Monday, August 22, 2016

Two days to go until AMD's Hot Chips presentation - how about Zen's core size?

TL;DR: Zen's many integer schedulers might be related to dedicated dependency chain handling. And the Zen core might be just 4.9 mm² incl. L2 cache.

Here are some last speculative thoughts before we'll hear about Zen at Hot Chips 28, from the guy, who told you first about Bulldozer's and Zen's microarchitectures, AMD's upcoming 32 core server chip, and some other interesting things. Now I can say this, as AMD did present a first view on Zen's microarchitecture just a day after my last blog posting. Again, I was pretty close. This simply depends on the amount of data found in patches and patents.

However, some things are different: The speculated Zen microarchitecture shown here on this blog had a unified scheduler for the 4 ALUs and a second one for the AGUs, while Zen actually has 6 separate schedulers instead. The base for my assumption was the cat core heritage. But of course, a unified scheduler for 4 execution units holding lots of µOps is still a big step up from a scheduler, which only has to issue to two units (cat cores). Now what's the reason for this configuration? At first, there are many possible typical design trade-off related reasons, like area, delays, buffer sizes, power efficiency. But there are also some interesting concepts, like a dependency chain oriented handling of instruction streams. If some code has an instruction level parallelism greater than one, there are groups of instructions, which at some point could be executed independently of the main flow, until their result gets fed back. These groups and sections of the main flow could also be called dependency chains, where it is not possible to execute a newer instruction before an older one, as each of them in the chain depends on some result of its predecessing operation. Here is an example:
mov eax, [edi]
add eax, ecx
imul edi, eax
cmp [ebp+08h], edi
jnz out
This code actually can't be executed out-of-order. All the logic put into an out-of-order scheduler would be a waste of energy in this case. And multiple same type execution units for parallel issue wouldn't help to speed this up either. A single scheduler with an integer execution unit (IEU), and an address generation unit (AGU) would be enough. The latter wouldn't even need a separate scheduler, similar to the K7, K8, K10 series of CPUs. This could be one reason for Zen's individual schedulers, as one identified dependency chain could be sent to a single integer scheduler and one AGU scheduler if there are memory operands. The other schedulers might even be clock gated then.
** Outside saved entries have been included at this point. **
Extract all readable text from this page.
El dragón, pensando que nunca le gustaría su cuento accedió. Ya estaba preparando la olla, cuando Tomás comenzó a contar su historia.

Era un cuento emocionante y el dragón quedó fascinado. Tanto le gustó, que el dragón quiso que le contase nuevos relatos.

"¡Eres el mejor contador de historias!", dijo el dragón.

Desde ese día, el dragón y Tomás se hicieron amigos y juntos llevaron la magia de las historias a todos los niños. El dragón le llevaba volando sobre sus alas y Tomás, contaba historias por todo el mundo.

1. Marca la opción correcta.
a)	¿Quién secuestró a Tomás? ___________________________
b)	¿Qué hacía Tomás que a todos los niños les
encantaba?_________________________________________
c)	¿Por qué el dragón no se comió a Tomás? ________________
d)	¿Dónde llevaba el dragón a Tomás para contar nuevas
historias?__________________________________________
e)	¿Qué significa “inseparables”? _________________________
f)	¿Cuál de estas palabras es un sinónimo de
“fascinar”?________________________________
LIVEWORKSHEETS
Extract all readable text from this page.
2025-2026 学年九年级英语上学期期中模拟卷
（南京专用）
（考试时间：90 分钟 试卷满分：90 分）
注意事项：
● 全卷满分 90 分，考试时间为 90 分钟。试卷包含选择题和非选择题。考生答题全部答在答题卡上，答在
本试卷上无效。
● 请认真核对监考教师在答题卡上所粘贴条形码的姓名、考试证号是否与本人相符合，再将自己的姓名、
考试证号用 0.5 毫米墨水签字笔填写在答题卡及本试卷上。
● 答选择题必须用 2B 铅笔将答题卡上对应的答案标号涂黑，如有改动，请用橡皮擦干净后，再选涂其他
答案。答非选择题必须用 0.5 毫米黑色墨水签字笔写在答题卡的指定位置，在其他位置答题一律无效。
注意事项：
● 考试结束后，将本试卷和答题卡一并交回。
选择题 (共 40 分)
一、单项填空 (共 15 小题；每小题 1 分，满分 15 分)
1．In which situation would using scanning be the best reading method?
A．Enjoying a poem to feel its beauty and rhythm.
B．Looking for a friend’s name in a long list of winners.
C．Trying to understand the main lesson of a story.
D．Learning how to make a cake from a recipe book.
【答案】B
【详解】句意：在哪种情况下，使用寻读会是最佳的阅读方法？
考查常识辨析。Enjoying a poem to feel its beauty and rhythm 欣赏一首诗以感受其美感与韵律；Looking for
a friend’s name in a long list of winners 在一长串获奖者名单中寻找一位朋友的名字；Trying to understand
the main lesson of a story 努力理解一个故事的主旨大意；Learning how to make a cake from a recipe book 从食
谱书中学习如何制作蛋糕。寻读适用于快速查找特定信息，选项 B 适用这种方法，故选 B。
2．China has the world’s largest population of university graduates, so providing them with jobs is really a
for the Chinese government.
U.S. Patent No. 8769539 covers a scheduler, which can be switched between out-of-order and in-order operation. One of the inventors is Zen project leader Suzanne Plummer, while Dan Hopper is also an important member of the Zen x86 core design team. In combination with many other patents (for example  US20120023314), which cover dependency chain related logic, there might be such a scheduler in Zen.

Knowing the dependency chain also offers several efficiency measures. One patent covered different latencies for "far source operands" and close ones, i.e. coming from a different "lane" or the same. Bypass networks could be implemented in a somewhat more relaxed way, which improves delay and power efficiency.

A Zen core size estimation

After talking about Zen's die size just days ago, there is another size, which likely will be revealed at Hot Chips: the size of a Zen core. Earlier this year I created a table to estimate that size based on Excavator module components and some scaling factors. Based on AMD's statement about a density optimized process, one of the unknowns in this calculation just became a bit smaller. Their statement could both mean dense metal layers or high density standard cell libs. For simplicity and lack of further data, assuming no density related scaling should do. Process related scaling is a different story, though.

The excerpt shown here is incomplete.